The Review has some interesting things to say about the provision of ambulances for the conveyance of mental health patients. The bane of AMHPs’ lives (or at least one of them) is delays in ambulances attending to convey a detained patient.The Review sates:

Ambulance services should establish formal standards for responses to section 136 conveyances and all other mental health crisis calls and ambulance commissioners and ambulance trusts should improve the ambulance fleet, including commissioning bespoke mental health vehicles.


I have only concentrated on some of the highlights of the Review, which is after all, over 300 pages long.

Were all the recommendations to be taken on board by Parliament, I do think we would have a much more robust and rights based legislation for people with mental health problems.

But I see a lot of problems.

Some of the recommendations fall short of changes to legislation, recommending instead government policy changes, or changes to the wording of the Code of Practice. Sometimes it is difficult to detect the difference between suggesting what might be better, and proposing actual changes to the Act.

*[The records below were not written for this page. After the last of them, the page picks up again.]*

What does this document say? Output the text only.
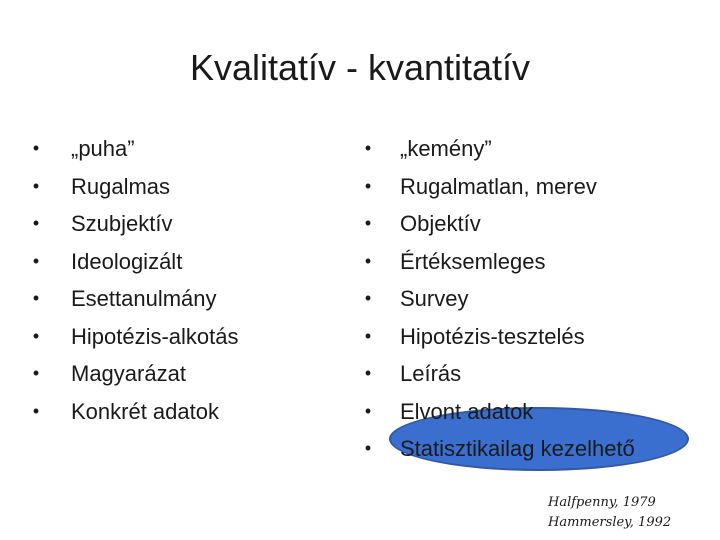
Kvalitatív - kvantitatív
• „puha”
• Rugalmas
• Szubjektív
• Ideologizált
• Esettanulmány
• Hipotézis-alkotás
• Magyarázat
• Konkrét adatok
• „kemény”
• Rugalmatlan, merev
• Objektív
• Értéksemleges
• Survey
• Hipotézis-tesztelés
• Leírás
• Elvont adatok
• Statisztikailag kezelhető
Halfpenny, 1979
Hammersley, 1992
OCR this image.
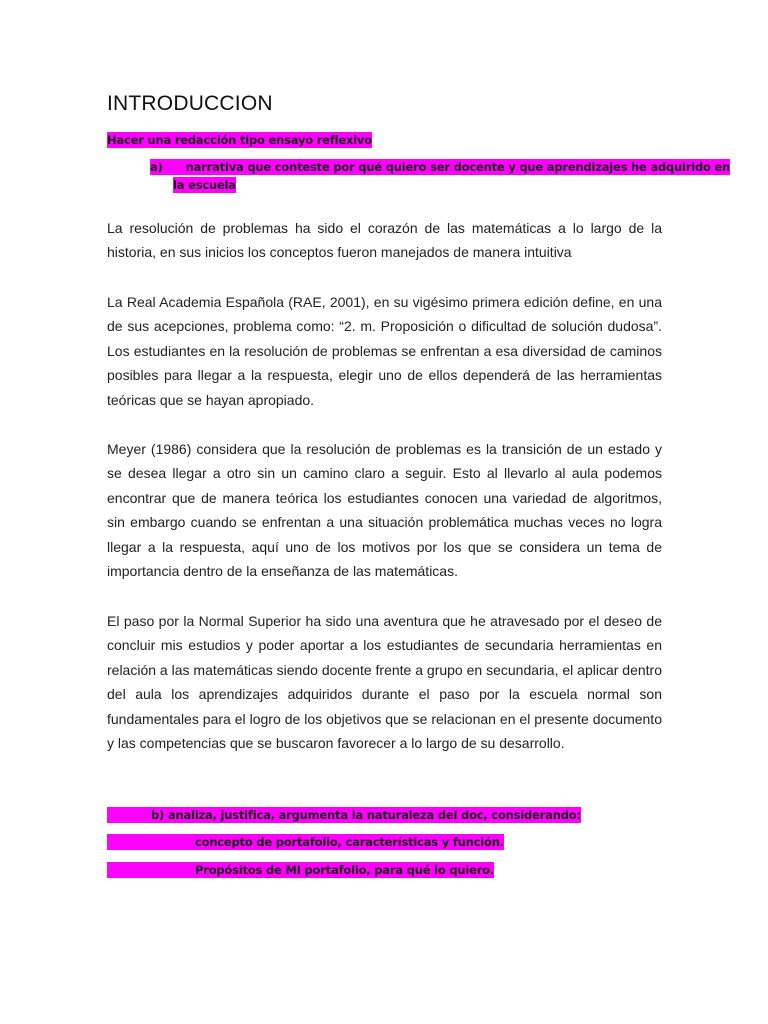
INTRODUCCION
Hacer una redacción tipo ensayo reflexivo
a) narrativa que conteste por qué quiero ser docente y que aprendizajes he adquirido en
la escuela

La resolución de problemas ha sido el corazón de las matemáticas a lo largo de la historia, en sus inicios los conceptos fueron manejados de manera intuitiva

La Real Academia Española (RAE, 2001), en su vigésimo primera edición define, en una de sus acepciones, problema como: “2. m. Proposición o dificultad de solución dudosa”. Los estudiantes en la resolución de problemas se enfrentan a esa diversidad de caminos posibles para llegar a la respuesta, elegir uno de ellos dependerá de las herramientas teóricas que se hayan apropiado.

Meyer (1986) considera que la resolución de problemas es la transición de un estado y se desea llegar a otro sin un camino claro a seguir. Esto al llevarlo al aula podemos encontrar que de manera teórica los estudiantes conocen una variedad de algoritmos, sin embargo cuando se enfrentan a una situación problemática muchas veces no logra llegar a la respuesta, aquí uno de los motivos por los que se considera un tema de importancia dentro de la enseñanza de las matemáticas.

El paso por la Normal Superior ha sido una aventura que he atravesado por el deseo de concluir mis estudios y poder aportar a los estudiantes de secundaria herramientas en relación a las matemáticas siendo docente frente a grupo en secundaria, el aplicar dentro del aula los aprendizajes adquiridos durante el paso por la escuela normal son fundamentales para el logro de los objetivos que se relacionan en el presente documento y las competencias que se buscaron favorecer a lo largo de su desarrollo.

b) analiza, justifica, argumenta la naturaleza del doc, considerando:
concepto de portafolio, características y función.
Propósitos de MI portafolio, para qué lo quiero.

Many, if not most, of the necessary changes would require a huge additional investment in mental health services, which may not be forthcoming (in fact, until now, the reverse has been the case). Had adequate funding remained in place since 2007, there may not even have been a need to review the MHA.

It was first proposed that the MHA 1983 should be reformed as long ago as the late 1990’s. Several draft Mental Health Bills were published before the MHA 2007 (amending the 1983 Act) eventually came into law nearly 10 years later. Even if Parliament had the will, I would not expect to see any of these changes happening within the next 2-3 years.

The recent review of the Mental Capacity Act has led to a new Mental Capacity Bill which was markedly different from the Law Commission’s detailed proposals.

A Government press release in response to publication of the MHA Review, while stating that it is committed to reforming the MHA, appears to go on to say that is only accepting 2 of the recommendations, these apparently being:

Those detained under the Act will be allowed to nominate a person of their choice to be involved in decisions about their care. Currently, they have no say on which relative is contacted. This can lead to distant or unknown relatives being called upon to make important decisions about their care when they are at their most vulnerable.

People will also be able to express their preferences for care and treatment and have these listed in statutory ‘advance choice’ documents.

So I’ll not be holding my breath.


  1. Hello.:) What are your views on the final reports recommendations for Part III/CJ of the MHA?

  2. While as an AMHP I don't get much involved with Part III patients, what the Review is proposing is eminently sensible. Particularly like giving Magistrates Courts more powers to deal with Mentally Disordered Offenders, and ensuring what MDO's are transferred in a timely manner from prison to hospital. We occasionally get requests from our local prison asking for a MHA assessment on a prisoner on the day of their release. If they were mentally ill before release, what wasn't this being addressed under the MHA before then?